I Want My Man is a 1925 American drama film directed by Lambert Hillyer and written by Joseph F. Poland, Earle Snell, and Earl Hudson. It is based on the 1924 novel The Interpreter's House by Maxwell Struthers Burt. The film stars Doris Kenyon, Milton Sills, Phyllis Haver, May Allison, Kate Bruce, and Paul Nicholson. The film was released on March 22, 1925, by First National Pictures.

==Plot==
As described in a film magazine review, Gulian Eyre, a victim of World War I, is deserted by his nurse-wife just as he is to recover his sight. She goes to New York to fight for him against Lael Satori, the girl to whom he was engaged. Vida becomes companion to his mother. Lael insists on becoming engaged again to Gulian for his money and social position.

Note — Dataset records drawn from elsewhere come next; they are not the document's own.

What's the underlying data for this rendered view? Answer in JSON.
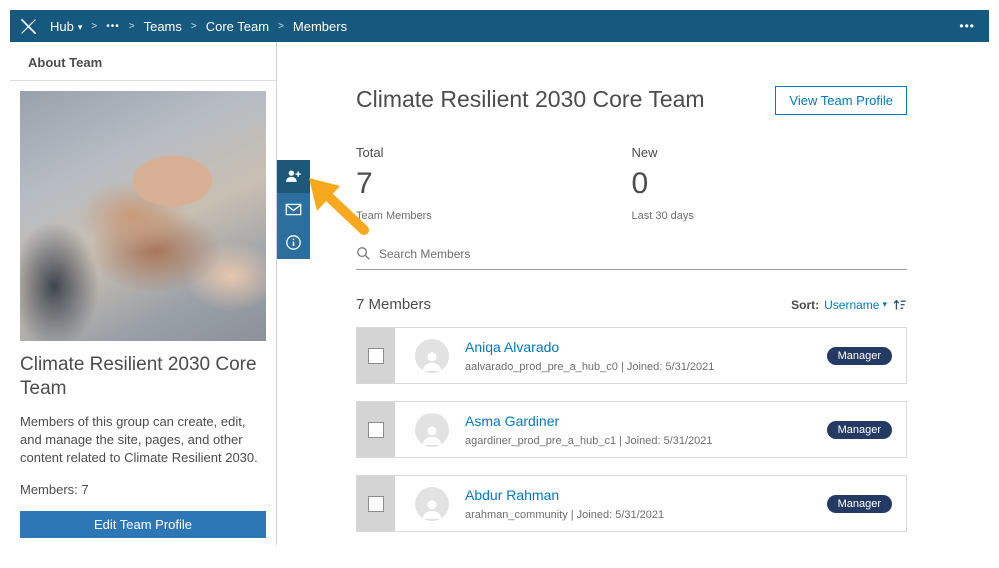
{
  "colors": {
    "nav_background": "#17597e",
    "accent_blue": "#0079c1",
    "rail_blue": "#2c6f9c",
    "rail_blue_active": "#1d5878",
    "edit_button_blue": "#2e77b6",
    "badge_navy": "#253a63",
    "annotation_arrow_yellow": "#f7a81c"
  },
  "icons": {
    "logo": "x-logo",
    "breadcrumb_caret": "chevron-down",
    "rail": [
      "add-member-icon",
      "envelope-icon",
      "info-circle-icon"
    ],
    "search": "search-icon",
    "sort": "sort-ascending-icon",
    "annotation": "yellow-arrow",
    "avatar": "person-silhouette"
  },
  "nav": {
    "app_label": "Hub",
    "caret": "▾",
    "separator": ">",
    "ellipsis": "•••",
    "breadcrumbs": [
      "Teams",
      "Core Team",
      "Members"
    ],
    "overflow_menu": "•••"
  },
  "sidebar": {
    "section_title": "About Team",
    "team_title": "Climate Resilient 2030 Core Team",
    "description": "Members of this group can create, edit, and manage the site, pages, and other content related to Climate Resilient 2030.",
    "members_count_label": "Members: 7",
    "edit_button_label": "Edit Team Profile"
  },
  "main": {
    "title": "Climate Resilient 2030 Core Team",
    "view_profile_button": "View Team Profile",
    "stats": [
      {
        "label": "Total",
        "value": "7",
        "sublabel": "Team Members"
      },
      {
        "label": "New",
        "value": "0",
        "sublabel": "Last 30 days"
      }
    ],
    "search_placeholder": "Search Members",
    "members_count": "7 Members",
    "sort_label": "Sort:",
    "sort_value": "Username",
    "sort_caret": "▾",
    "members": [
      {
        "name": "Aniqa Alvarado",
        "meta": "aalvarado_prod_pre_a_hub_c0 | Joined: 5/31/2021",
        "badge": "Manager"
      },
      {
        "name": "Asma Gardiner",
        "meta": "agardiner_prod_pre_a_hub_c1 | Joined: 5/31/2021",
        "badge": "Manager"
      },
      {
        "name": "Abdur Rahman",
        "meta": "arahman_community | Joined: 5/31/2021",
        "badge": "Manager"
      }
    ]
  }
}
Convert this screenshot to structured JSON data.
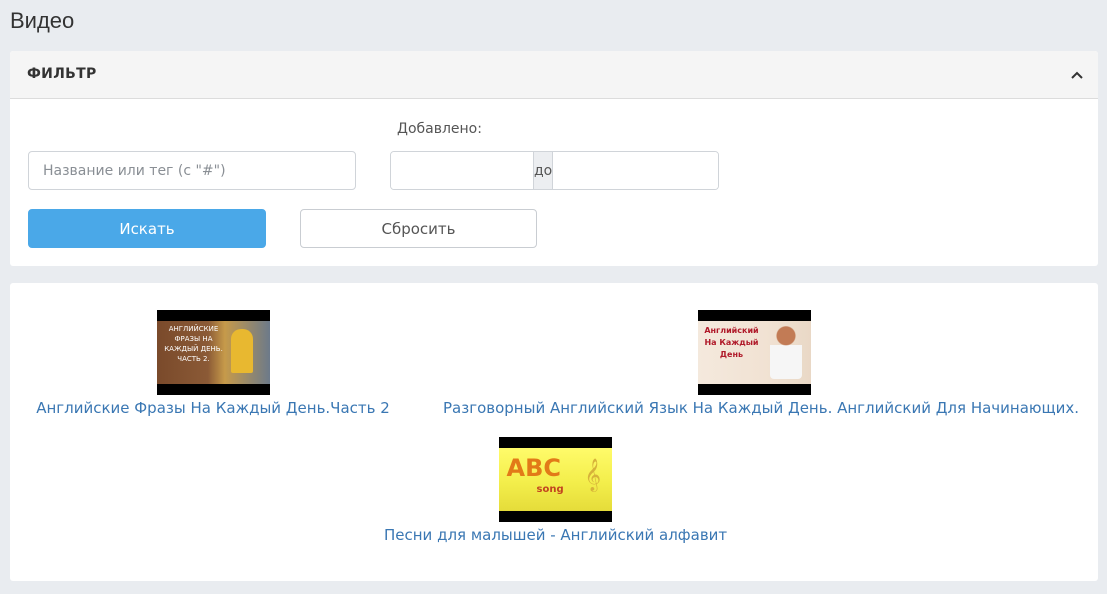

Gulian's brother, Philip, having involved hopelessly the fortune of Eyre & Co., brokers, commits suicide and Gulian is forced into the business world against his inclinations, shorn of his fortune. Lael breaks her engagement and he soon marries Vida, his mother's companion. His fingers, made sensitive through eight years of blindness, recognize her as the nurse he married in France.

==Preservation==
With no prints of I Want My Man located in any film archives, it is considered a lost film.